Map of Nazi Germany showing its expansion 1938 -1945

- Gauliga Böhmen und Mähren: formed in the occupied parts of what is now the Czech Republic, then called the Protectorate of Bohemia and Moravia, in 1943, two regional groups, only including German clubs, Czech clubs played their own championship
- Gauliga Danzig-Westpreußen: formed in occupied Reichsgau Danzig-West Prussia in 1940
- Gauliga Elsaß: formed in the occupied French region of Alsace in 1940, first in two groups, from 1941 in a single division
- Gauliga Generalgouvernement: formed in the occupied Polish provinces which became part of the so-called General Government in 1941, in various numbers of groups
- Gauliga Ostmark: formed in the annexed country of Austria in 1938, in 1941 expanded with northern parts of Yugoslavia and renamed Gauliga Donau-Alpenland
- Gauliga Sudetenland: formed in the predominantly German speaking parts (Sudetenland) of Czechoslovakia annexed in 1938, from 1940 also with German clubs from Prague, in various number of groups
- Gauliga Wartheland: formed in the occupied Reichsgau Wartheland in 1941, first in two groups, from 1942 in a single division

==Clubs in the Gauligen from annexed territories==
Three of the Gauligen contained clubs from regions occupied and annexed by Germany after the start of the Second World War in 1939.

The Gauliga Elsaß was completely made up of French clubs from Alsace, who had to Germanise their names, like RC Strasbourg, which became Rasen SC Straßburg.

In the Gauliga Westmark three clubs from the French Lorraine region played under their German names:
- FV Metz, was FC Metz
- TSG Saargemünd, from Sarreguemines
- TSG Merlenbach, from Merlebach

In the Gauliga Moselland, clubs from Luxembourg took part in the competition, including:
- FV Stadt Düdelingen, formerly Stade Dudelange
- FK Niederkorn, formerly Progrès Niedercorn
- Moselland Luxemburg, formerly Spora Luxembourg
- SV Düdelingen, formerly US Dudelange
- SV Schwarz-Weiß Esch, formerly Jeunesse d'Esch
- Schwarz-Weiß Wasserbillig, formerly Jeunesse Wasserbillig

In the Gauliga Schlesien, later the Gauliga Oberschlesien, a number of clubs from Poland played under their German names:
- TuS Schwientochlowitz, was Śląsk Świętochłowice
- TuS Lipine, was Naprzód Lipiny
- Germania Königshütte, was AKS Chorzów
- 1. FC Kattowitz, retained its name
- Bismarckhütter SV 99, was Ruch Chorzów
- RSG Myslowitz, from Mysłowice
- Sportfreunde Knurow, from Knurów
- Adler Tarnowitz, from Tarnowskie Góry
- Reichsbahn SG Kattowitz, from Katowice

==Gauliga timeline==
This timeline shows the length of time periods certain Gauligen existed.

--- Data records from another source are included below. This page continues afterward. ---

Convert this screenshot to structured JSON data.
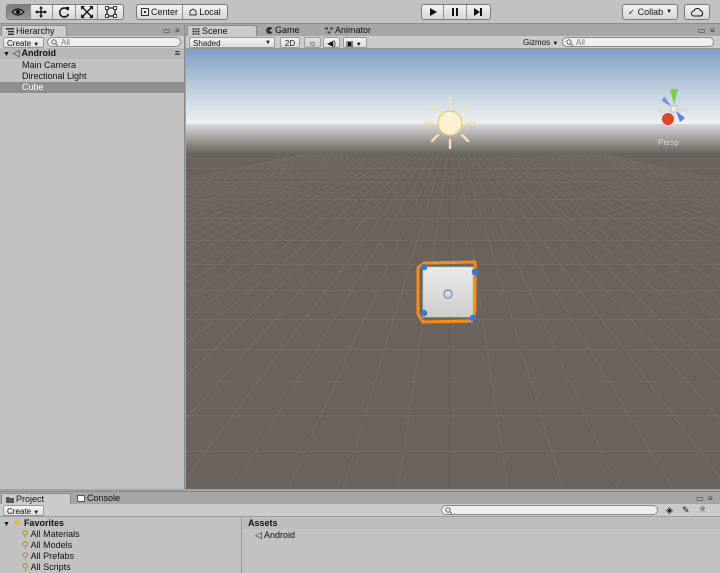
{
  "toolbar": {
    "tools": [
      {
        "name": "view-hand-tool",
        "icon": "eye-icon"
      },
      {
        "name": "move-tool",
        "icon": "move-arrows-icon"
      },
      {
        "name": "rotate-tool",
        "icon": "rotate-icon"
      },
      {
        "name": "scale-tool",
        "icon": "scale-icon"
      },
      {
        "name": "rect-tool",
        "icon": "rect-transform-icon"
      }
    ],
    "pivot_label": "Center",
    "space_label": "Local",
    "collab_label": "Collab",
    "cloud_icon": "cloud-icon",
    "play_icon": "play-icon",
    "pause_icon": "pause-icon",
    "step_icon": "step-icon"
  },
  "hierarchy": {
    "tab_label": "Hierarchy",
    "create_label": "Create",
    "search_placeholder": "All",
    "scene_name": "Android",
    "items": [
      "Main Camera",
      "Directional Light",
      "Cube"
    ],
    "selected": "Cube"
  },
  "scene_tabs": {
    "scene_label": "Scene",
    "game_label": "Game",
    "animator_label": "Animator"
  },
  "scene_toolbar": {
    "shading_mode": "Shaded",
    "toggle_2d": "2D",
    "gizmos_label": "Gizmos",
    "search_placeholder": "All"
  },
  "scene": {
    "gizmo_label": "Persp",
    "selected_object": "Cube",
    "colors": {
      "sky_top": "#7f9fc7",
      "horizon": "#eef1f4",
      "ground": "#6a625c",
      "grid": "#7f7873",
      "selection_outline": "#ff8a1a",
      "handle_blue": "#3c78d8"
    }
  },
  "project": {
    "tab_label": "Project",
    "console_label": "Console",
    "create_label": "Create",
    "favorites_label": "Favorites",
    "favorites": [
      "All Materials",
      "All Models",
      "All Prefabs",
      "All Scripts"
    ],
    "assets_header": "Assets",
    "assets": [
      "Android"
    ]
  }
}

Note however, that all Gauligen were severely restricted after 1944 and none finished the 1944–45 season. Due to the German military collapse, information on the last season is generally limited, especially in the occupied areas.

==See also==
- NSRL, the Sports Office of Nazi Germany
- List of Gaue of Nazi Germany

==In popular culture==
Das große Spiel (The big game), a movie about a fictitious German football team, Gloria 03, directed by Robert Stemmle, released in 1942. The scenes at the final were filmed at the 1941 German championship final Rapid Wien versus FC Schalke 04.